Dyh1 is required for normal micronuclear chromosome distribution during mitosis. Wild-type and KO-1 cells were fixed with formaldehyde, stained with DAPI, and viewed by fluorescence microscopy. To capture KO-1 cells with micronuclei, we grew the cells for 3 d in the absence of paromomycin, returned the cells to drug at 10 mg/ml for 1 d, and then fixed and stained the cells. A gallery of cells is shown in this figure; in each photograph, the dividing micronucleus is at the viewer’s left. Top, wild-type micronuclear mitosis. Bottom, KO-1 micronuclear mitosis. In the wild-type cells, the two sets of chromosomes separated very early in mitosis. In the KO-1 cells, the chromosomes never segregated to opposite poles. Instead, chromosomal DNA was spread through the micronucleus as mitosis proceeded. This resulted in one or more thread-like DAPI-stained structures.

Figure 7

Double immunofluorescence microscopy of micronuclear mitotic apparatuses.
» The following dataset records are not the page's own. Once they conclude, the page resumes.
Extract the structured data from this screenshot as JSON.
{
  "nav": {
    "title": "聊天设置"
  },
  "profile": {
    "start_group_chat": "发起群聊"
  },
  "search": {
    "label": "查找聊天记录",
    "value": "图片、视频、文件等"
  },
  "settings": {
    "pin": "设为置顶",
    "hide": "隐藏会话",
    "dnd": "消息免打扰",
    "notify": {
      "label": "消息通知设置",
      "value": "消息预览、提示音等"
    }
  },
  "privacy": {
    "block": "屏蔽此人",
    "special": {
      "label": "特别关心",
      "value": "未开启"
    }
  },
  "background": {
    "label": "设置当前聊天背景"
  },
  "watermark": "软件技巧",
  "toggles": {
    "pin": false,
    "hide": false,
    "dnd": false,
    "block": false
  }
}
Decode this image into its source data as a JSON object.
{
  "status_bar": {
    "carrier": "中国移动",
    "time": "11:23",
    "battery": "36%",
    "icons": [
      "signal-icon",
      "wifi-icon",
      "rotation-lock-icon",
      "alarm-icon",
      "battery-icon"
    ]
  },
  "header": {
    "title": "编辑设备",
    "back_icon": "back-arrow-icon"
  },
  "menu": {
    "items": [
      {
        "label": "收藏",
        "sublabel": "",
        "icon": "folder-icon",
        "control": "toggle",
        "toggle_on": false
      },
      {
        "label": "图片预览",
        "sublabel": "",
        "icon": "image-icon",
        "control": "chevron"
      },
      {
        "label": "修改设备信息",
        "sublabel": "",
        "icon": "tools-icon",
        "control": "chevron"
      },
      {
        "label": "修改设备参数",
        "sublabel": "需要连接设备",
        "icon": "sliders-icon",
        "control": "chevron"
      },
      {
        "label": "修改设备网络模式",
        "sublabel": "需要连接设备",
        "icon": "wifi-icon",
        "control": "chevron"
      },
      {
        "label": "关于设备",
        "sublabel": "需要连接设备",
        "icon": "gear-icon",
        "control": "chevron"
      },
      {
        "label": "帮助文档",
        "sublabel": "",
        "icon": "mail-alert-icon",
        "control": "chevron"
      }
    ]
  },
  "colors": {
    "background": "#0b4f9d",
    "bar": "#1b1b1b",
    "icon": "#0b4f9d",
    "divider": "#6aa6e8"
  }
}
Cells were permeabilized, fixed, and stained with anti-tubulin and anti-phosphorylated histone antibodies. The cells were viewed by confocal scanning laser fluorescence microscopy. The microtubules are green, the chromatin is red, and yellow is the superposition of the two stains. Top, wild-type micronuclear mitosis. Bottom, KO-1 micronuclear mitosis. Bar, 10 μm.

Figure 8

Dyh2 contributes to cell size. Surface areas of wild-type (B2086), KO-1, and KO-2 cells were measured from cells photographed using differential interference contrast microscopy. The distributions by surface area for each cell type are shown in the graphs. The KO-2 cells were found to have a wide range of sizes, with many cells being significantly larger than wild-type and KO-1 cells. The slightly smaller size of the KO-1 cells relative to wild-type cells may be related to the involvement of Dyh1 in phagocytosis.

Figure 9

Dyh2 contributes to cell shape. A gallery of KO-1 and KO-2 cells viewed by scanning electron microscopy are shown. Many KO-2 cells were misshapen. Bars, 6 μm.

Figure 10

Disruption of surface ciliary pattern in reciliated KO-2 cells. Wild-type (B2086), KO-1, and KO-2 cells were deciliated with calcium and then returned to Neff medium. At the indicated times after deciliation, the cells were fixed and stained with anti-tubulin antibodies and then viewed by confocal laser scanning fluorescence microscopy. The wild-type and KO-1 cells regrew their cilia in rows corresponding to the longitudinal cortical microtubules. In contrast, the KO-2 cells regrew their cilia in a disorganized manner.